Aicoreutils
Let agents run sandboxed, JSON-first Unix-style file and shell operations through 114 coreutils commands with dry-run guardrails.
Overview
AI Coreutils is a Build-phase MCP server that exposes 114 JSON-first coreutils commands with sandbox and dry-run for AI coding agents.
What is this MCP server?
- 114 JSON-first Coreutils-style commands exposed for programmatic agent use
- Sandbox and dry-run modes to reduce destructive mistakes during agent-driven edits
- Dual surface: CLI plus MCP (PyPI package aicoreutils, manifest version 0.3.6)

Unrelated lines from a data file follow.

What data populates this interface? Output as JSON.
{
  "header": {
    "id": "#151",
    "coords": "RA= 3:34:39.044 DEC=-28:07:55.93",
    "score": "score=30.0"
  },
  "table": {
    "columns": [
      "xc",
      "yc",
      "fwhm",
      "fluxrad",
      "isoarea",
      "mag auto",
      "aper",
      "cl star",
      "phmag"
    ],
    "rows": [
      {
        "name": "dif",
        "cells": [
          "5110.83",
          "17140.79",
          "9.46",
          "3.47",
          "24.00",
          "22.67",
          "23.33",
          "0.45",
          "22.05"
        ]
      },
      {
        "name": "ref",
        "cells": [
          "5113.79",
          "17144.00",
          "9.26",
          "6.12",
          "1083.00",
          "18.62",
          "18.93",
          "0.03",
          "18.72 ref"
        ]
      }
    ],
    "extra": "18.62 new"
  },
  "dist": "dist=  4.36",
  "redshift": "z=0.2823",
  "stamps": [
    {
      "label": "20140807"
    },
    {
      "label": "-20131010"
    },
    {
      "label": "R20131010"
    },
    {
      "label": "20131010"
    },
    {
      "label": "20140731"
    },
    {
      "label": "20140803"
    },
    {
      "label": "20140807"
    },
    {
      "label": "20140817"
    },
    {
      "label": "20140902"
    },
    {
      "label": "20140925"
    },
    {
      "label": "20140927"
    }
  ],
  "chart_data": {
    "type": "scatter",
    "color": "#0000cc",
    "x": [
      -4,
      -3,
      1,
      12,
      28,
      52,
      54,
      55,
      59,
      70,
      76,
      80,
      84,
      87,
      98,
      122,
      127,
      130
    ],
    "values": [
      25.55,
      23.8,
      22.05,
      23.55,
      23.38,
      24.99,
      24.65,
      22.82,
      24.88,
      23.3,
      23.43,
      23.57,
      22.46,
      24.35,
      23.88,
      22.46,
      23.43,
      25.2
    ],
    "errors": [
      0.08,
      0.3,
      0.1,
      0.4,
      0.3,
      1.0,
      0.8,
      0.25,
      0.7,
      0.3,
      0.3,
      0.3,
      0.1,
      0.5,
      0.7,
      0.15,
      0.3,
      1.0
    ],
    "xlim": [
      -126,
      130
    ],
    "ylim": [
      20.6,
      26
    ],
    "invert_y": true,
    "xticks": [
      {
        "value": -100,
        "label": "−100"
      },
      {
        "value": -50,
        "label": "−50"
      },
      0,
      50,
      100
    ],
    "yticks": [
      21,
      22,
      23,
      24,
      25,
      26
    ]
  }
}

- stdio transport via PyPI install—repository caseSHY/AI-CLI on GitHub
- Suited to repo hygiene, batch file transforms, and scripted agent workflows on a solo dev machine
- 114 commands documented in registry description
- Manifest version 0.3.6; PyPI package identifier aicoreutils
- Transport: stdio
Community signal: 1 GitHub stars.
What problem does it solve?
Agents that run raw shell commands are brittle and risky when solo builders need structured, previewable file and system operations.
Who is it for?
Power users automating repo maintenance and local DevOps with agents who want guardrailed coreutils instead of ad-hoc bash.
Skip if: Beginners who only need IDE formatting, or teams seeking hosted cloud infra MCP rather than on-machine CLI tools.
What do I get? / Deliverables
After installing aicoreutils and registering the stdio MCP server, agents execute cataloged commands with JSON output, sandbox, and dry-run controls.
- MCP-accessible catalog of 114 JSON-first utility commands
- Sandboxed and dry-run pathways for agent-driven filesystem work
- Repeatable local automation without hand-written shell wrappers
Recommended MCP Servers
Journey fit
Agent-safe CLI tooling sits in Build because it extends what your coding agent can do on disk and in pipelines while you implement automation. Agent-tooling is the shelf for MCP servers that wrap command suites purpose-built for LLM agents, not generic SaaS APIs.
How it compares
Sandboxed agent-oriented coreutils MCP, not a cloud deploy server or a web-scraping browser automation skill.
Common Questions / FAQ
Who is AI Coreutils MCP for?
Solo builders and agent-heavy developers who want JSON-structured file and utility commands with sandbox and dry-run when Claude Code, Cursor, or Codex touches the filesystem.
When should I use AI Coreutils MCP?
Use it during Build when scripting agent-driven refactors, batch file tasks, or local automation—especially when you need dry-run before destructive changes.
How do I add AI Coreutils MCP to my agent?
Install the PyPI package aicoreutils (version aligned with the MCP manifest), configure the stdio MCP entry in your client, and ensure Python runtime requirements from the caseSHY/AI-CLI repository are met.